Mr. Tatchell goes on:
According to the elitist values of the monarchical system, the most stupid, immoral royal is more fit to be head of state than the wisest, most ethical commoner.
I keep forgetting the superb capability of modern democracy to choose the wise and the ethical. Please do forgive me!

Mr. Tatchell continues:
Monarchs get the job for life, no matter how appallingly they behave.
And Abraham Lincoln – the "log cabin" President – was reelected after having brought a terrible war – according to Wikipedia, in a landslide.

I'll take the kings and queens of old over modern politicians any day, and I'll take the monarchs of our time over politicians too. I recall what J.R.R. Tolkien so brilliantly has been quoted for saying:
My political beliefs lean more and more to Anarchy (philosophically understood, meaning abolition of control not whiskered men with bombs) – or to 'unconstitutional' Monarchy ... Give me a king whose chief interest in life is stamps, railways, or race-horses; and who has the power to sack his Vizier (or whatever you care to call him) if he does not like the cut of his trousers.
Further down Mr. Tatchell says:
This enshrinement of bigotry is not surprising. After all, the monarchy is a relic of despotic feudal power - a left-over from an era of absolute power, where a supposed divinely-ordained ruler literally lorded it over the British people.
Absolute? If there ever was an absolute rule, it's that of modern parliaments. Mr. Tatchell seems to be in need of being reminded of something the great Erik von Kuehnelt-Leddihn said:
There are totalitarian and monolithic tendencies inherent in democracy that are not present even in a so-called absolute monarchy, much less so in a mixed government which, without exaggeration, can be called the great Western tradition.
There certainly isn't much left of a mixed government in the present day United Kingdom, but removing the remnants of it can hardly be moving in the right direction.

Moreover, Mr.
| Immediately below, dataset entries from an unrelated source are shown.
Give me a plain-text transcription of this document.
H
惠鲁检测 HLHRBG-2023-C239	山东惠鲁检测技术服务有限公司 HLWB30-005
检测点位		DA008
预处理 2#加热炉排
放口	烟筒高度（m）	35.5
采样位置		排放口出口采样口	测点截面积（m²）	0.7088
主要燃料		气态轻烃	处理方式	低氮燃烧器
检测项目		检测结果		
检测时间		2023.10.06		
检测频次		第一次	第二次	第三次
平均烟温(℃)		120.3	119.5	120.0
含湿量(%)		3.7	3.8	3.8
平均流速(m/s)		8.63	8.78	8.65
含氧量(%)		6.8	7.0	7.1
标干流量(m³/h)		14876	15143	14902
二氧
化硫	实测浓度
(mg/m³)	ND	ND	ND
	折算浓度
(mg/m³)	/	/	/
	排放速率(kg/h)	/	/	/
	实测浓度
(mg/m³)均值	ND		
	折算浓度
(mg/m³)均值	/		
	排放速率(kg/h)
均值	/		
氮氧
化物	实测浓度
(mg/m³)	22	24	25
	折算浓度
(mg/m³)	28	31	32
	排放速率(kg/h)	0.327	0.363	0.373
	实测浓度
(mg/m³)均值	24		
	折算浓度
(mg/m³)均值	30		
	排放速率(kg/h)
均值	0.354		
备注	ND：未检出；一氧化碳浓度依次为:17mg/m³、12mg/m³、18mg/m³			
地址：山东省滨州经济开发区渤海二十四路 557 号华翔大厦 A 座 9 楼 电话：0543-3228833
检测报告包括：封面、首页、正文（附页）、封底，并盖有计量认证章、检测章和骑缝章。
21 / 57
Tatchell tells us:
The monarch still retains a number of anti-democratic reserve powers, including the powers to summon, prorogue and dissolve parliament. These powers could be crucial in sensitive or uncertain political circumstances. The prime minister's exercise of royal prerogatives requires royal approval. Such approval has never been withheld in modern times, but why should royal authority be necessary in the first place?
Please do tell us why not, sir! Why is your pathetic belief in the sanctity of popular rule so great? Please do tell us!
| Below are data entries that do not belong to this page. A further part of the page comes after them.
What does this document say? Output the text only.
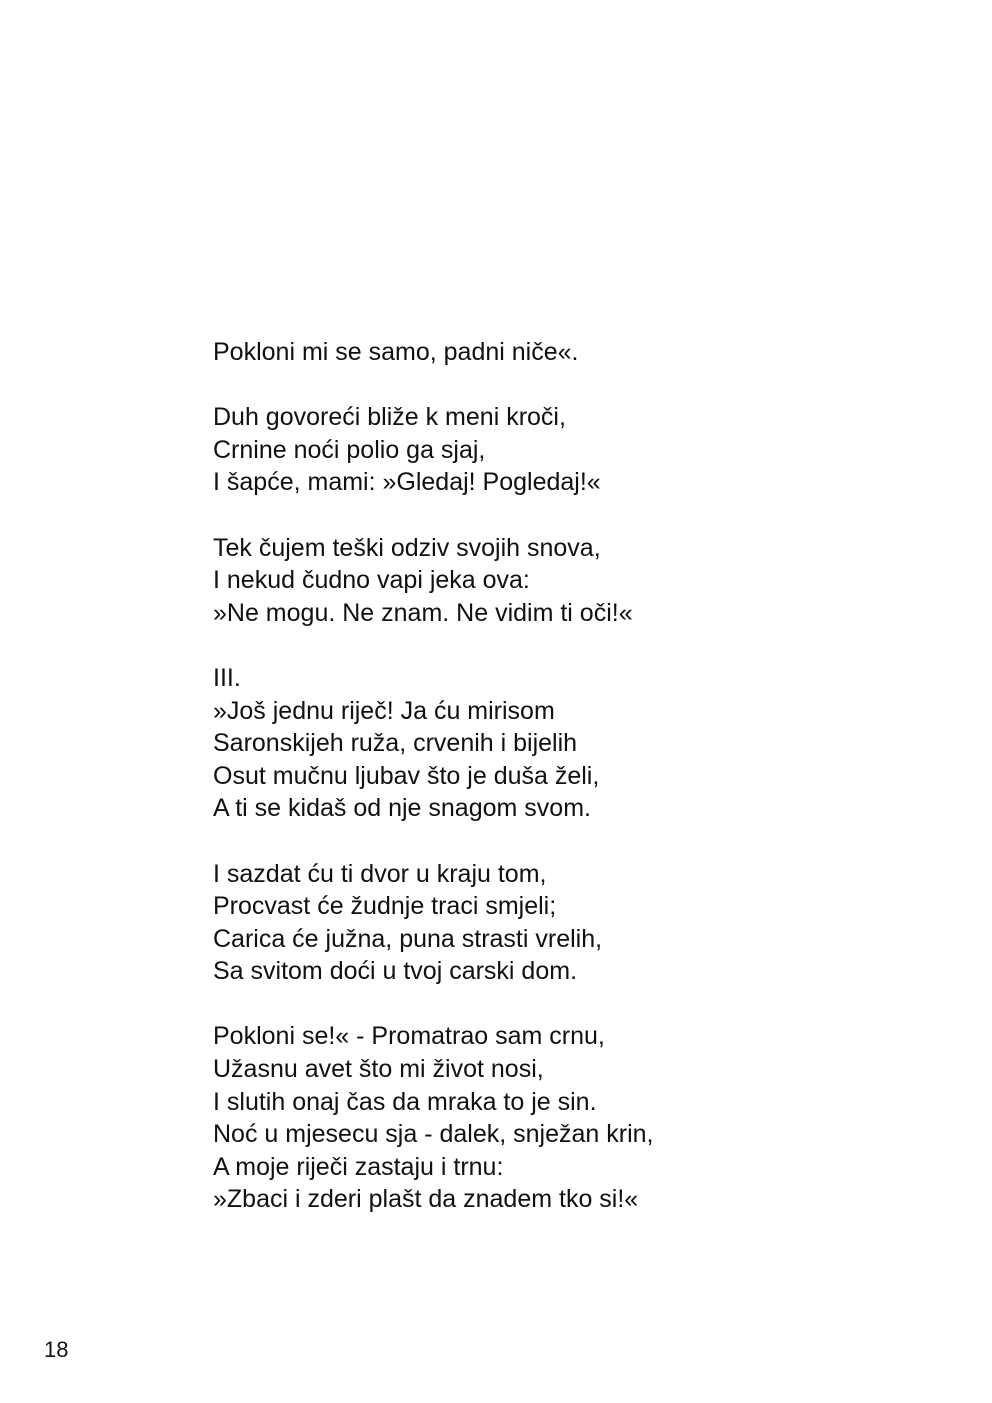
Pokloni mi se samo, padni niče«.
Duh govoreći bliže k meni kroči,
Crnine noći polio ga sjaj,
I šapće, mami: »Gledaj! Pogledaj!«
Tek čujem teški odziv svojih snova,
I nekud čudno vapi jeka ova:
»Ne mogu. Ne znam. Ne vidim ti oči!«
III.
»Još jednu riječ! Ja ću mirisom
Saronskijeh ruža, crvenih i bijelih
Osut mučnu ljubav što je duša želi,
A ti se kidaš od nje snagom svom.
I sazdat ću ti dvor u kraju tom,
Procvast će žudnje traci smjeli;
Carica će južna, puna strasti vrelih,
Sa svitom doći u tvoj carski dom.
Pokloni se!« - Promatrao sam crnu,
Užasnu avet što mi život nosi,
I slutih onaj čas da mraka to je sin.
Noć u mjesecu sja - dalek, snježan krin,
A moje riječi zastaju i trnu:
»Zbaci i zderi plašt da znadem tko si!«
18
Mr. Tatchell questions further:
Likewise, The Queen has to give her royal assent to every bill passed by parliament, before it can become law. Even if this is only symbolic, why should the monarch have this power at alI?
Why not?

He continues:
In the event of a hung parliament, The Queen will make the crucial decision as to which party leader to call to form a government - a highly-charged decision with huge political ramifications.
And the point is?

Furthermore, Mr. Tatchell tells us:
The monarch can also dismiss an elected government.
Oh?!? That's scary!!! There actually is a check on the popular power. Now, we can't have that, can we?
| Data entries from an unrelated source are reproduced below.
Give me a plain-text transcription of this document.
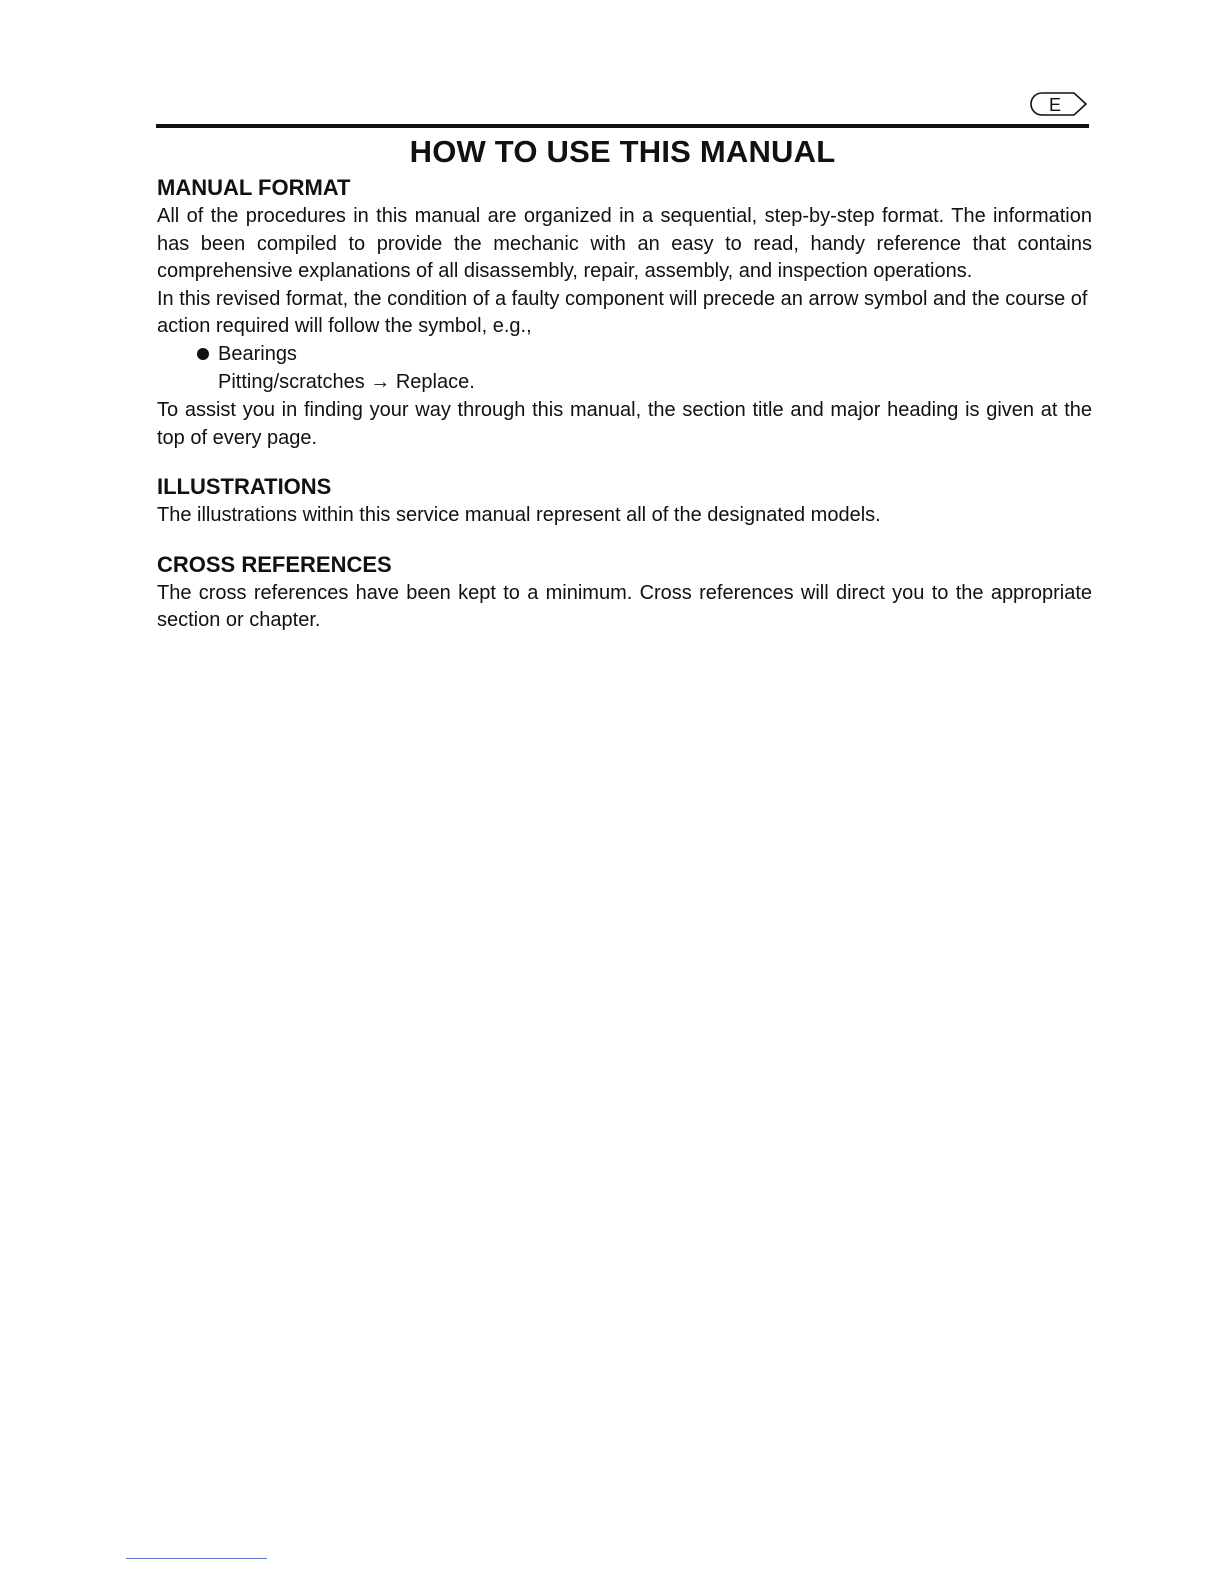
E
HOW TO USE THIS MANUAL
MANUAL FORMAT

All of the procedures in this manual are organized in a sequential, step-by-step format. The information has been compiled to provide the mechanic with an easy to read, handy reference that contains comprehensive explanations of all disassembly, repair, assembly, and inspection operations.

In this revised format, the condition of a faulty component will precede an arrow symbol and the course of action required will follow the symbol, e.g.,

Bearings

Pitting/scratches → Replace.

To assist you in finding your way through this manual, the section title and major heading is given at the top of every page.

ILLUSTRATIONS

The illustrations within this service manual represent all of the designated models.

CROSS REFERENCES

The cross references have been kept to a minimum. Cross references will direct you to the appropriate section or chapter.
Mr. Tatchell goes on further down:
I favour a low-cost, purely ceremonial, elected president, like the German and Irish presidents. This would ensure that the people are sovereign, not the royals.
And ensure absolutely no brake on popular sovereignty – or to be more precise, rule of the representatives of the mob. Thank you! I am really relieved!

Mr. Tatchell concludes:
It would give us the most important safeguard of all: if we don't like our head of state, we can elect a new one.
Most important safeguard of all?!? Yes! Where is your proof, sir? If it is so obvious that this is the most important safeguard, I should be able to see that, right? But I don't. So where are your substantial arguments?

God save Her Britannic Majesty! Long may she reign over the United Kingdom and her other Realms!

1 comment: said...

Mr. Tatchell's article clearly demonstrates the appropriateness of the oft-quoted adage: "A little learning is a dangerous thing." For whilst he has managed to grasp the simple realities of the mechanical operation of the British constitution he clearly has little comprehension or understanding of the significance of the royal prerogative and the all-important philosphical and intellectual reasoning behind it.